Great cheers for Biden on heels of jeers for Romney
Obama’s ‘attack dog’ roused the civil rights group’s convention more than he could have ever dared to
THE WHITE House said President Barack Obama was unable to address the annual convention of the National Association for the Advancement of Coloured People (NAACP) because of a “scheduling conflict”. So he dispatched vice-president Joe Biden to Houston yesterday instead.
“The NAACP didn’t get the top dog,” the Republican political strategist Ana Navarro commented. “They got the attack dog.”
Biden’s speech to the nation’s oldest civil rights group was more chummy-familiar with the African-American community, and more aggressive towards Republicans, than anything Obama would have dared. “It’s good to be home. It’s good to be back. I’m a lifetime member of the NAACP . . . This is preachin’ to the choir,” he said.
Greeting an old friend in the audience, the vice-president adopted the cadence of African- American speech: “Hey, Mouse! How ya doin’, man?” Biden addressed the group 24 hours after Mitt Romney received the most hostile reaction from any audience in the campaign. Romney was jeered. Biden was cheered.
The vice-president said he “watched [Mr Obama] make some of the toughest decisions since FDR” – the bailout of the automobile industry, the killing of Osama Bin Laden and the passage of the Affordable Care Act, which will provide healthcare insurance “for eight million black Americans who would never have had it”.
He said: “Obstruction was [the Republicans’] plan from the outset . . . They have never let up. But neither has my guy.

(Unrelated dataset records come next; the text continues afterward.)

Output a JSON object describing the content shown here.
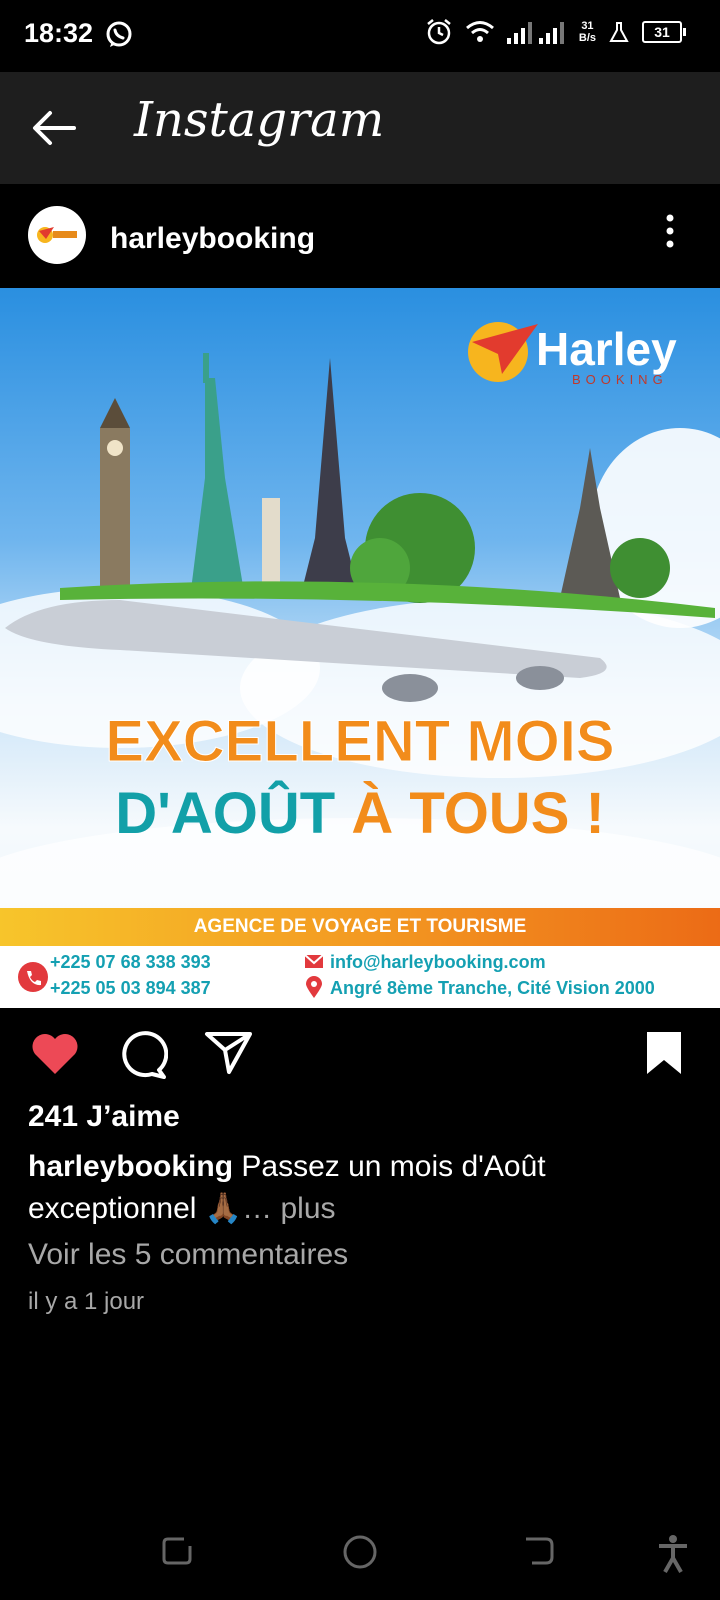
{
  "status_bar": {
    "time": "18:32",
    "net_speed_value": "31",
    "net_speed_unit": "B/s",
    "battery": "31"
  },
  "app_bar": {
    "title": "Instagram"
  },
  "post": {
    "username": "harleybooking",
    "image": {
      "brand_name": "Harley",
      "brand_sub": "BOOKING",
      "headline_line1": "EXCELLENT MOIS",
      "headline_line2_part1": "D'AOÛT",
      "headline_line2_part2": "À TOUS !",
      "banner": "AGENCE DE VOYAGE ET TOURISME",
      "phone1": "+225 07 68 338 393",
      "phone2": "+225 05 03 894 387",
      "email": "info@harleybooking.com",
      "address": "Angré 8ème Tranche, Cité Vision 2000"
    },
    "likes": "241 J’aime",
    "caption_user": "harleybooking",
    "caption_text": "Passez un mois d'Août exceptionnel 🙏🏾",
    "caption_more": "… plus",
    "comments_link": "Voir les 5 commentaires",
    "timestamp": "il y a 1 jour"
  },
  "colors": {
    "like": "#ed4956",
    "brand_orange": "#f28c1b",
    "brand_teal": "#12a0a8"
  },
  "icons": [
    "whatsapp-icon",
    "alarm-icon",
    "wifi-icon",
    "signal-icon",
    "battery-icon",
    "back-arrow-icon",
    "more-vert-icon",
    "heart-icon",
    "comment-icon",
    "share-icon",
    "bookmark-icon",
    "recents-icon",
    "home-icon",
    "back-gesture-icon",
    "accessibility-icon"
  ]
}
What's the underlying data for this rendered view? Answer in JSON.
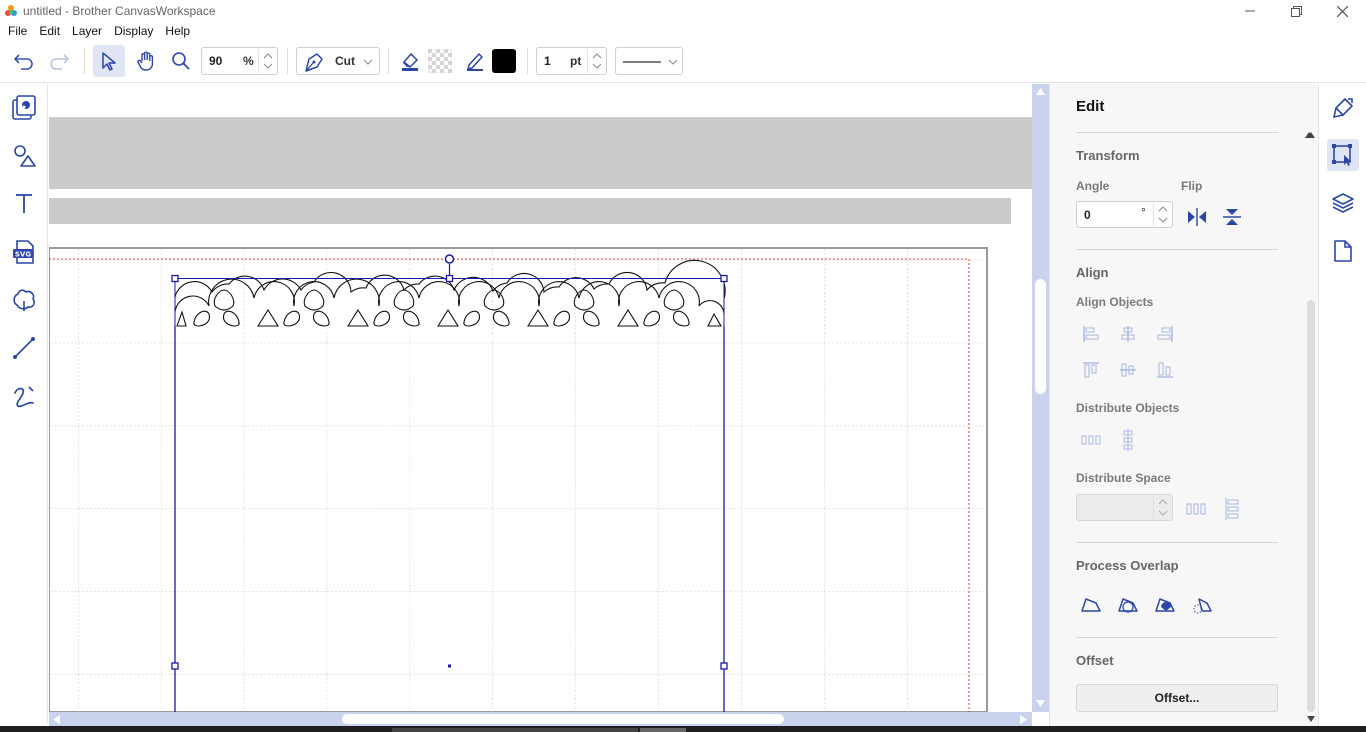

Neither has Barack Obama.”
Biden accused Romney of putting education “on the back burner”. He said “his social policy is a throwback to the 1950s” and his “vision of foreign policy is mired in the Cold War”. Romney wanted to give $530 billion (€434 billion) in tax cuts to the 120,000 richest families. “If he succeeds, 2.2 million African- American families will see their taxes go up.”
On the opening day of the convention, NAACP chairman Ben Jealous spoke of voter identification laws passed in nearly a dozen states with Republican-controlled legislatures. “In the past year, more states have passed more laws pushing more voters out of the ballot box than at any time since the rise of Jim Crow,” he said, referring to the apartheid-style laws in southern states between 1876 and 1965.
“This organisation at its core is about the franchise, about the right to vote,” Biden added yesterday. “Because when you have the right to vote, you have the right to change things . . . Did you think we’d be fighting these battles again? Close your eyes and imagine what the Romney justice department would look like.”
Obama won 95 per cent of the black vote in 2008, and still enjoys an 87 per cent approval rating in the African-American community, compared to 45 per cent in the nation at large, so it’s unlikely Romney can win a significant number of black votes.